Arlene Johnson died last Friday, at age 96. She was a remarkable woman. At her service the minister talked about what an “extraordinary ordinary”person she was. But, he said, she wasn’t perfect, no one is except in Jesus.

Arlene’s neighbor on the other side of her house disagreed. She stood up when people were invited to share stories about Arlene and said, no, Arlene was perfect. The fact that this neighbor is someone who’s lived 200 yards from me for 18 years and I’ve only ever seen her three times, and who introduced herself as the person who never leaves her house, gives a tiny view into who Arlene was — such a special person that she could connect enough with a deep introvert that the woman not only went to the service, but stood up in front of a church full of people and spoke and cried and described how Arlene loved her. And she loved Arlene.

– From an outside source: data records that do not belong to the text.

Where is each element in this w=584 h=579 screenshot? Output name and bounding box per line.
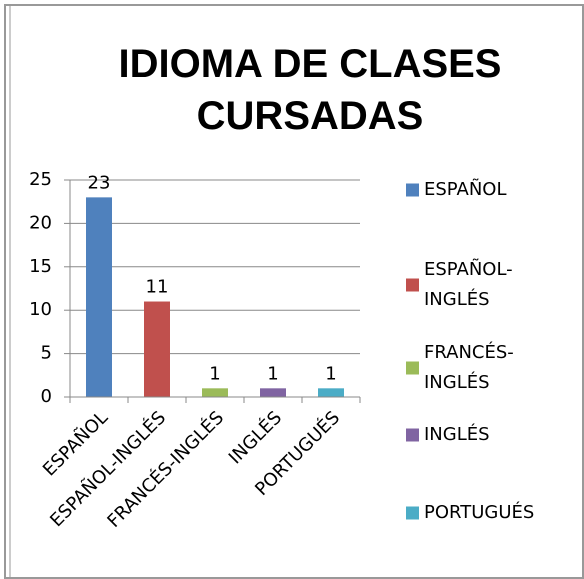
y-tick-label: 10 (29, 299, 52, 320)
data-label: 1 (209, 363, 220, 384)
legend-label: ESPAÑOL (424, 179, 507, 200)
y-tick-label: 20 (29, 212, 52, 233)
data-label: 1 (325, 363, 336, 384)
data-label: 1 (267, 363, 278, 384)
y-tick-label: 15 (29, 256, 52, 277)
data-label: 11 (146, 277, 169, 298)
legend-label: PORTUGUÉS (424, 502, 535, 523)
bar (86, 197, 112, 397)
frame (4, 4, 584, 579)
legend-swatch (406, 428, 419, 442)
legend-label: ESPAÑOL-INGLÉS (424, 259, 513, 310)
bar (318, 388, 344, 397)
bar (202, 388, 228, 397)
y-tick-label: 25 (29, 169, 52, 190)
legend-label: FRANCÉS-INGLÉS (424, 342, 514, 393)
legend-swatch (406, 361, 419, 375)
legend-swatch (406, 183, 419, 197)
legend-swatch (406, 506, 419, 520)
legend-label: INGLÉS (424, 424, 490, 445)
legend-swatch (406, 278, 419, 292)
data-label: 23 (88, 172, 111, 193)
y-tick-label: 5 (41, 343, 52, 364)
bar (260, 388, 286, 397)
chart-title: IDIOMA DE CLASES CURSADAS (118, 42, 502, 138)
bar (144, 301, 170, 397)
y-tick-label: 0 (41, 386, 52, 407)
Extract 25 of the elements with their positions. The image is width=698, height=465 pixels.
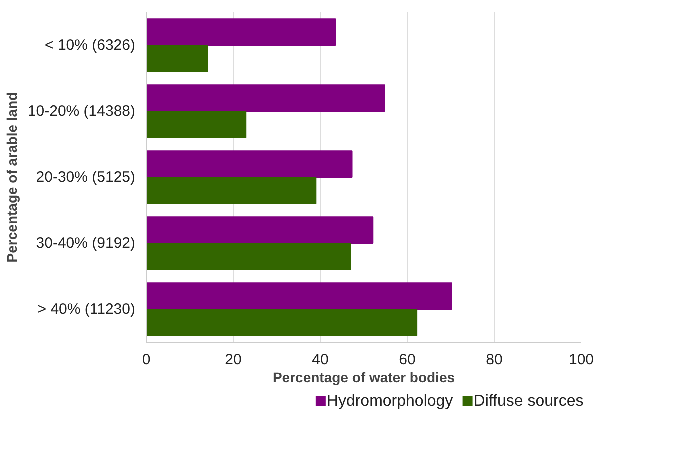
- x-tick-label: 80: [486, 352, 503, 368]
- y-tick-label: 30-40% (9192): [36, 235, 136, 252]
- y-tick-label: < 10% (6326): [45, 37, 136, 54]
- bar: [146, 243, 352, 270]
- bar: [146, 282, 452, 310]
- x-tick-label: 20: [225, 352, 242, 368]
- bar: [146, 309, 418, 336]
- legend-label: Diffuse sources: [474, 393, 584, 410]
- x-axis-title: Percentage of water bodies: [272, 370, 456, 386]
- y-tick-label: > 40% (11230): [38, 301, 136, 318]
- bar: [146, 84, 386, 112]
- legend-label: Hydromorphology: [326, 393, 454, 410]
- x-tick-label: 0: [142, 352, 151, 368]
- bar: [146, 111, 247, 138]
- y-axis-title: Percentage of arable land: [4, 92, 20, 263]
- bar: [146, 45, 208, 72]
- x-tick-label: 40: [312, 352, 329, 368]
- bar: [146, 18, 336, 46]
- bar: [146, 177, 317, 204]
- bar: [146, 150, 353, 178]
- x-tick-label: 60: [399, 352, 416, 368]
- y-tick-label: 10-20% (14388): [28, 103, 136, 120]
- x-tick-label: 100: [568, 352, 594, 368]
- bar: [146, 216, 374, 244]
- y-tick-label: 20-30% (5125): [36, 169, 136, 186]
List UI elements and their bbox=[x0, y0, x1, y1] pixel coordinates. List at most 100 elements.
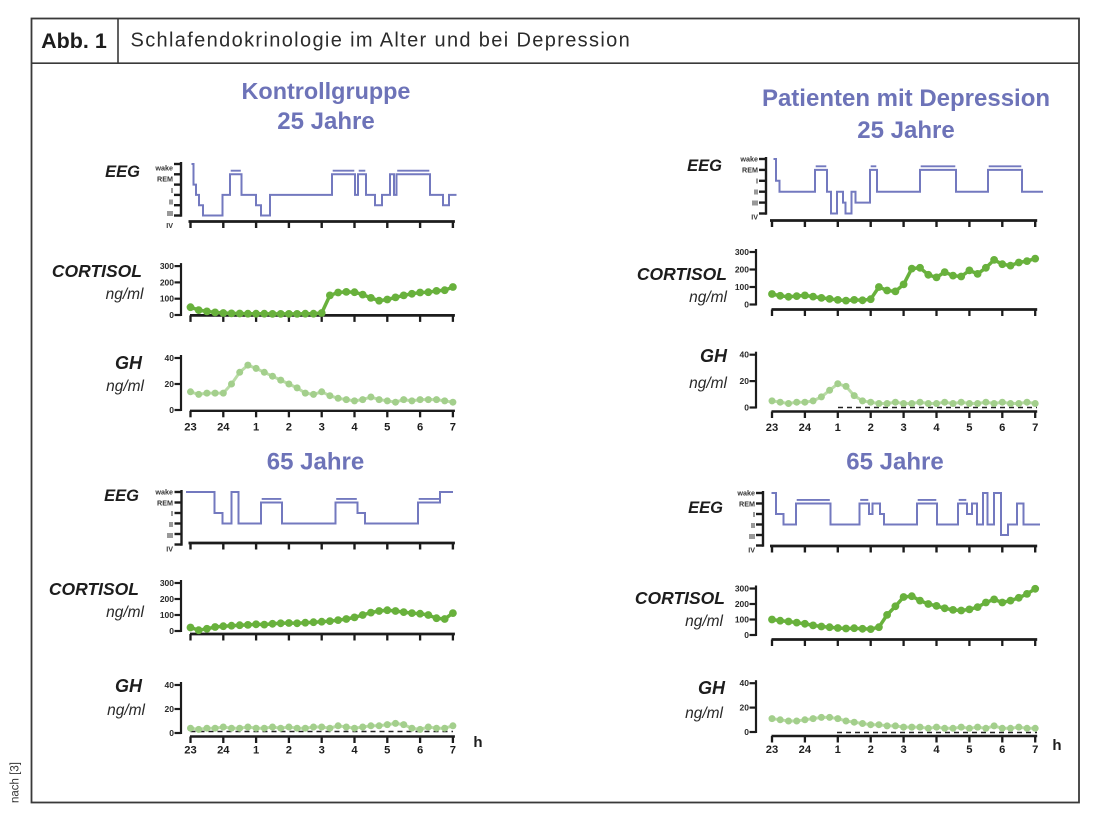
svg-text:5: 5 bbox=[966, 422, 972, 434]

I agree with my introverted neighbor. Arlene was as close to perfect as anyone I’ve ever known. She was invariably kind, friendly, spunky, cheerful and helpful. Even though she and her family have a deep faith in Jesus and believe in the redemption he offers, she never once tried to talk to me about her faith or press her beliefs on me. Rather, she was curious about Judaism. When we were preparing for Sam’s bar mitzvah she told me she’d never been to one and wondered what it was like. I invited her and her daughter-in-law and they came and had a great time.

Over the winter, as Arlene’s health deteriorated, David and I visited as often as we could. David would play guitar and I’d chat.  I showed her my photos from our trip to Ireland and she told me about her attempt to climb Mt. Major last year; she only got halfway before she realized maybe she was a bit too old to reach the summit. At her service her grandson said the one thing she left undone on her bucket list was zip lining. Until just about a year ago she was walking to the corner store on a regular basis, and up the hill to the old maples to collect fallen branches to haul home for kindling.

The minister at Arlene’s service talked a lot about the love and saving grace of Jesus, but the face Arlene showed the world was one of a deeply human, considerate and caring individual. Her favorite verse was Micah 6:8: And what does the Lord require of you? To do justice and to love kindness and to walk humbly with your God.

That was Arlene. What a world it would be with more people like her in it.

Yes, Sweet Things Happen Too: A Tea Party

You know you live in New Hampshire when you get invited to a tea party to celebrate your elderly neighbor’s house turning 200 years old. At the party the many older women there tell stories about growing up in this town.

“There was the time the horse fell through the floor of the barn. My father tied a rope to his tail and dragged him back up. How else was he going to do it?”

“I would visit Sam at the farm because otherwise I didn’t get to see him and one day I went in to the milking barn. His father and uncle pushed me between two cows and said, ‘Can’t come out til ya get some milk outta that udder.”

“There were only 40 of so students in each class at Coe Brown (the high school) and the boys didn’t know enough to ask a girl to the prom so the teachers had to tell them — ask a girl. They all asked the same girl.”

When you’re asked where you live people know your house by the family that owned it four generations ago.

Everyone goes around the room to say how they know the elderly hostess.  Connections that reach back three generations are discovered — a grandfather’s uncle lived on the farm next to a great-aunt’s mother (or something similar).

One women reads from a card with notes about who owned the house first — a couple who grew up on abutting farms (of course) and had eight children but only five lived to grow up.

There are fewer farms now and lots of people who live in this town are “from away” and the elderly neighbor no longer walks up the hill to collect branches blowing off the old maple trees bordering the ceremony to bring home and use as kindling. She’s too frail now. So her family keeps her house warm and makes tea and scones and fills the house with stories and maybe another 200 years will go by and another circle of women will gather and talk and make connections that radiate out from a center of home.